The cavernous scars on the left side of his face gave the expression a sinister edge. Next to him, Tira yawned broadly, as if bored. Kate supposed she might well be. In the four months Kate had known the woman, she’d never seen anything faze her. She greeted every danger with the same unflappable indifference. Walking a few steps behind them, Tom Bonner appeared more subdued and somehow far more dangerous than either of the mercenaries. Given his ability to manipulate metal, there wasn’t any doubt of his potential for deadliness, at least when they were at home, but still Kate didn’t like thinking of him that way. His countenance these days made her more uncomfortable than Corwin with his stranger’s mask. She missed the old Bonner, gentle and optimistic, but that version of her friend seemed to have died along with his father, the elder Bonner murdered nearly half a year ago now by the same man responsible for putting the prisoners inside these walls. The remaining three were wilders, too: Yvonne, an aerist, with control over air; Vander, a pyrist, with control over fire; and Francis, another earthist like Bonner.

Only unlike him, Francis had a greater affinity for stone than metal. If he’d had access to his magic, Francis could’ve torn a hole in the Mistfold’s wall and given them entry that way. Remembering her own weakened state, Kate brought her focus back to the task at hand and stooped toward the nearest guard, relieving him of the ring of keys belted at his waist. Then she turned to the manway door off to the side of the gate and unlocked it. Dal and Tira headed in first, weapons drawn, while Bonner and Francis picked up the sleeping guards and hauled them inside. Corwin, Yvonne, and Vander followed with Kate coming last, shutting the door behind her. She turned in time to see Tira bend toward the guards and slit their throats, one after the other, as easy as if she were harvesting wheat with a scythe. “Dammit, Tira,” Kate said. “What’s the point of putting them to sleep if you’re just going to kill them?” Corwin touched her shoulder. “They are our enemies, Kate, and we couldn’t be certain how long the sleep would last.

” She shrugged him off and turned away, trying to regain her composure. Corwin was right, of course. These were Sevan soldiers, oath-bound to a king who’d been trying to conquer Rime for years and was now closer than ever to accomplishing that goal—that could be the only reason why he’d been imprisoning wilders, to use them against Rime in some way, magic or no.
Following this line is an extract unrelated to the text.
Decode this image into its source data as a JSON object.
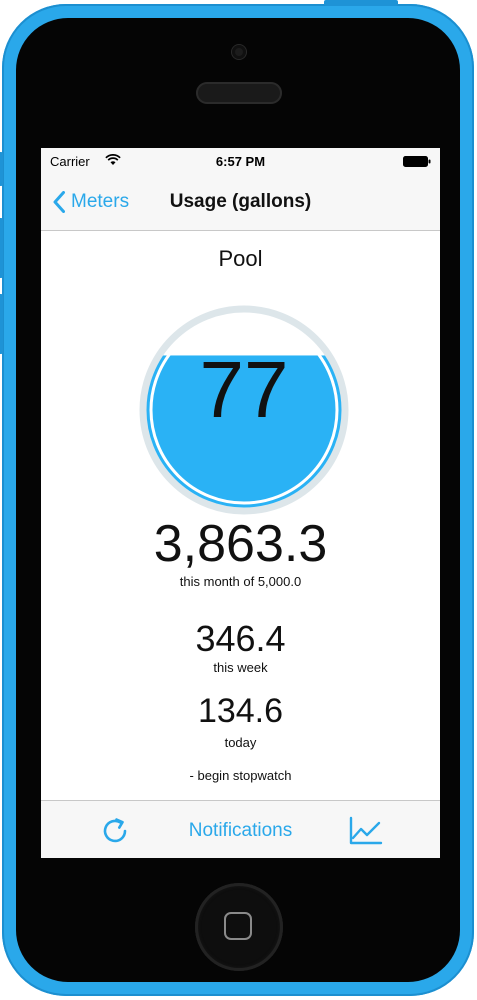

Though surely their magic would return once they came home. Yvonne, who had visited Seva as a child, claimed it would. And these people are holding Kiran prisoner. The thought of her little brother was all it took for Kate to steel herself against the guilt. Quickly, the group discarded their cloaks, revealing the Sevan uniforms beneath, each one painstakingly acquired these last few weeks. Kate freed the helmet from the strap on her back and slid it over her head. The nose guard and cheek pieces hung too low, half obscuring her vision from all sides, but at least they would hide her face from onlookers.
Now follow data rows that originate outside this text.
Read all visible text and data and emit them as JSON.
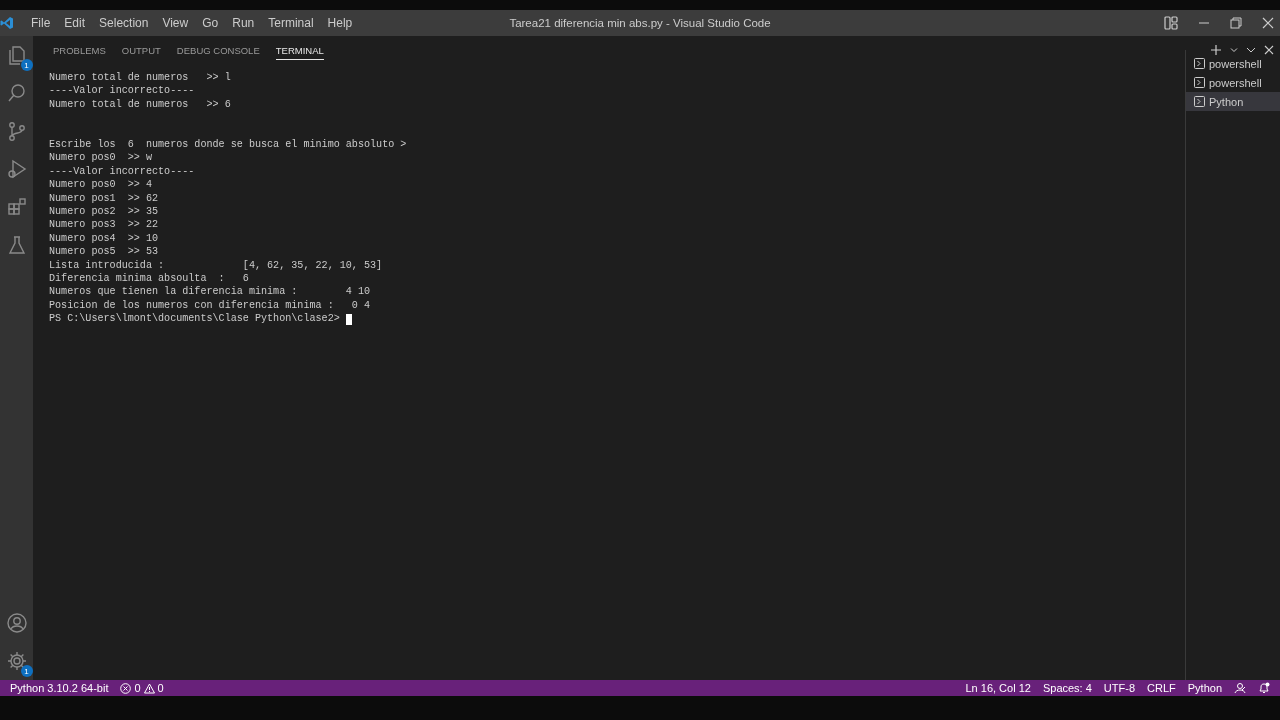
{
  "window": {
    "title": "Tarea21 diferencia min abs.py - Visual Studio Code"
  },
  "menu": [
    "File",
    "Edit",
    "Selection",
    "View",
    "Go",
    "Run",
    "Terminal",
    "Help"
  ],
  "activity_bar": {
    "explorer_badge": "1",
    "settings_badge": "1"
  },
  "panel_tabs": [
    {
      "label": "PROBLEMS",
      "selected": false
    },
    {
      "label": "OUTPUT",
      "selected": false
    },
    {
      "label": "DEBUG CONSOLE",
      "selected": false
    },
    {
      "label": "TERMINAL",
      "selected": true
    }
  ],
  "terminal": {
    "blocks": [
      [
        "Numero total de numeros   >> l",
        "----Valor incorrecto----",
        "Numero total de numeros   >> 6"
      ],
      [
        "Escribe los  6  numeros donde se busca el minimo absoluto >",
        "Numero pos0  >> w",
        "----Valor incorrecto----",
        "Numero pos0  >> 4",
        "Numero pos1  >> 62",
        "Numero pos2  >> 35",
        "Numero pos3  >> 22",
        "Numero pos4  >> 10",
        "Numero pos5  >> 53",
        "Lista introducida :             [4, 62, 35, 22, 10, 53]",
        "Diferencia minima absoulta  :   6",
        "Numeros que tienen la diferencia minima :        4 10",
        "Posicion de los numeros con diferencia minima :   0 4"
      ]
    ],
    "prompt": "PS C:\\Users\\lmont\\documents\\Clase Python\\clase2> "
  },
  "terminal_list": [
    {
      "label": "powershell",
      "selected": false
    },
    {
      "label": "powershell",
      "selected": false
    },
    {
      "label": "Python",
      "selected": true
    }
  ],
  "status_bar": {
    "interpreter": "Python 3.10.2 64-bit",
    "errors": "0",
    "warnings": "0",
    "right": [
      "Ln 16, Col 12",
      "Spaces: 4",
      "UTF-8",
      "CRLF",
      "Python"
    ]
  }
}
She was less certain about the uniform. The last time she’d tried to pass herself off as a man, it hadn’t gone well. “Yvonne,” Corwin said, inclining his stranger’s face toward the aerist, “you stay here and silence anyone who comes this way.” “With pleasure,” Yvonne replied, her eyes bright with anticipation. She was one of the few wilders with them who didn’t have a loved one caged somewhere here, but her mother had been killed by Gold Robes, the magist order that had secretly been kidnapping wilders and sending them to Seva. Rescuing those wilders was Yvonne’s chosen method of vengeance. Kate often wondered what kind of person Yvonne would’ve been if her mother had never been killed. She seemed born to be an assassin. Even without her magic, which she could use to squeeze the breath from a man’s lungs with a single, silent thought, she was just as deadly, her knives more like extensions of her hands. Corwin addressed the others.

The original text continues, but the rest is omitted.